13.03.2019 21:40 |

Wird jetzt verschoben?

Britisches Parlament gegen No-Deal-Brexit

Das britische Parlament hat sich am Mittwoch wie erwartet gegen einen EU-Austritt ohne Vertrag ausgesprochen. Einen Brexit ohne Abkommen will die Mehrheit der Abgeordneten also auf jeden Fall verhindern. Die nächste Abstimmung folgt schon am Donnerstag - und zwar über eine mögliche Verschiebung des Austritts. Premierministerin Theresa May will bis 20. März erneut über den ausverhandelten Vertrag abstimmen lassen.

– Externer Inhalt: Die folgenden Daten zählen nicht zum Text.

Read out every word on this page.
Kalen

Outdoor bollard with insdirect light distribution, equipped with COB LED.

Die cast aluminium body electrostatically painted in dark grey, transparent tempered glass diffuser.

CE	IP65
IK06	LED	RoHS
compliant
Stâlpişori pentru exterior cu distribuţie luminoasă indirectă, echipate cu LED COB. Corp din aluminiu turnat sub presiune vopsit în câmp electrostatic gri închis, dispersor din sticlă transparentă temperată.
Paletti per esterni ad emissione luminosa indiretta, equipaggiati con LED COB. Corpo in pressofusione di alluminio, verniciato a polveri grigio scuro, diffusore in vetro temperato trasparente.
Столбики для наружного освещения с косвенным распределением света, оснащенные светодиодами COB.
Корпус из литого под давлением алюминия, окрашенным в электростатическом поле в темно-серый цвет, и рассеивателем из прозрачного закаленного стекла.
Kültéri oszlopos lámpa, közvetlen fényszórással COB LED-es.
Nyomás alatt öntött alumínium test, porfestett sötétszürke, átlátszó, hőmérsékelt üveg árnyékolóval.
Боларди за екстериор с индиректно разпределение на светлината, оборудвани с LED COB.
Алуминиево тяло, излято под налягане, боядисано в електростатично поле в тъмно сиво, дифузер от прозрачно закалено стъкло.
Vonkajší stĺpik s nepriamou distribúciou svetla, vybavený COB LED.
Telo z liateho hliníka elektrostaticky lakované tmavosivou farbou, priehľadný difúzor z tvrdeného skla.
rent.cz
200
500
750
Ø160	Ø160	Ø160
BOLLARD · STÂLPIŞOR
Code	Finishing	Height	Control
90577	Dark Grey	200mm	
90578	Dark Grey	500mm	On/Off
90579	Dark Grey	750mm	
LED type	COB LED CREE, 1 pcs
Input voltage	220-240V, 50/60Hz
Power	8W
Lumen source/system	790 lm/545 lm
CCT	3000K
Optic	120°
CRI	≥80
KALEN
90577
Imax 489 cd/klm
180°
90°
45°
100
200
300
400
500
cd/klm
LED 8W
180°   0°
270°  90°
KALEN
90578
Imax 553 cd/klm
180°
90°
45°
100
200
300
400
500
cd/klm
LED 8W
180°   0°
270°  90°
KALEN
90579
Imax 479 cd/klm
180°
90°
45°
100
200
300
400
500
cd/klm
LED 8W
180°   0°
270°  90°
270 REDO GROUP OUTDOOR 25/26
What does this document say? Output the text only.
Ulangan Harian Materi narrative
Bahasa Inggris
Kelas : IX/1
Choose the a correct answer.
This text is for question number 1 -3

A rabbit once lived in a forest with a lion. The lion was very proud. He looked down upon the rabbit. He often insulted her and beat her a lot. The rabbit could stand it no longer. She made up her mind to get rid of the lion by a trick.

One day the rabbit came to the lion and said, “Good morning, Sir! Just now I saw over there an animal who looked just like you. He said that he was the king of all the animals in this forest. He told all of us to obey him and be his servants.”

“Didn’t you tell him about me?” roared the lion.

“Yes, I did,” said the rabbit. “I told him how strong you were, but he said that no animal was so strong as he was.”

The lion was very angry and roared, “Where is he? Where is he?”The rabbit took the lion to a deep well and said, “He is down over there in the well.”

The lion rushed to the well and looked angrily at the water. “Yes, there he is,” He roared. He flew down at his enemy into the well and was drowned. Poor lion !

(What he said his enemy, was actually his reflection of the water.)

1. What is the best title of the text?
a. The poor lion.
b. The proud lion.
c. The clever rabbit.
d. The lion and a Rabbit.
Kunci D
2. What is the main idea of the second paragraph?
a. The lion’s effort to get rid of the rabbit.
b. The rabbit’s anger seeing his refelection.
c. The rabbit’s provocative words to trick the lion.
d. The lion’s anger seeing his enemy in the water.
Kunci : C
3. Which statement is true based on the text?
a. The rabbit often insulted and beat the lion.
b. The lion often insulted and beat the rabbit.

Eigentlich wollte May nur über ein mögliches No-Deal-Szenario für den 29. März abstimmen lassen. Die Abgeordneten änderten allerdings die Fragestellung mit einer knappen Mehrheit von 312 zur 308 ab. So wurde dann darüber abgestimmt, einen No-Deal-Brexit komplett auszuschließen, also auch nach einer möglichen Verschiebung des Austritts. Mit einer klaren Mehrheit von 321 zu 278 Abgeordneten schloss das britische Unterhaus schlussendlich einen Austritt ohne Abkommen ein für allemal aus. Dafür muss es aber noch einem Austrittsvertrag zustimmen oder in der EU bleiben. Die Premierministerin verliert nur 16 Tage vor dem vorgesehenen Austrittsdatum nach und nach ihren Einfluss.

Nach der Abstimmung über ein mögliches No-Deal-Szenario wurde über den sogenannten Malthouse-Kompromiss abgestimmt, den einige konservative Abgeordnete vorgeschlagen hatten. Dieser Vorschlag sah vor, eine Verschiebung des EU-Austritts bis zum 22. Mai zu beantragen. Danach sollte eine Übergangsphase bis Ende 2021 ausgehandelt werden. In dieser Zeit hätten mit der EU Verhandlungen über die künftigen Beziehungen geführt werden sollen.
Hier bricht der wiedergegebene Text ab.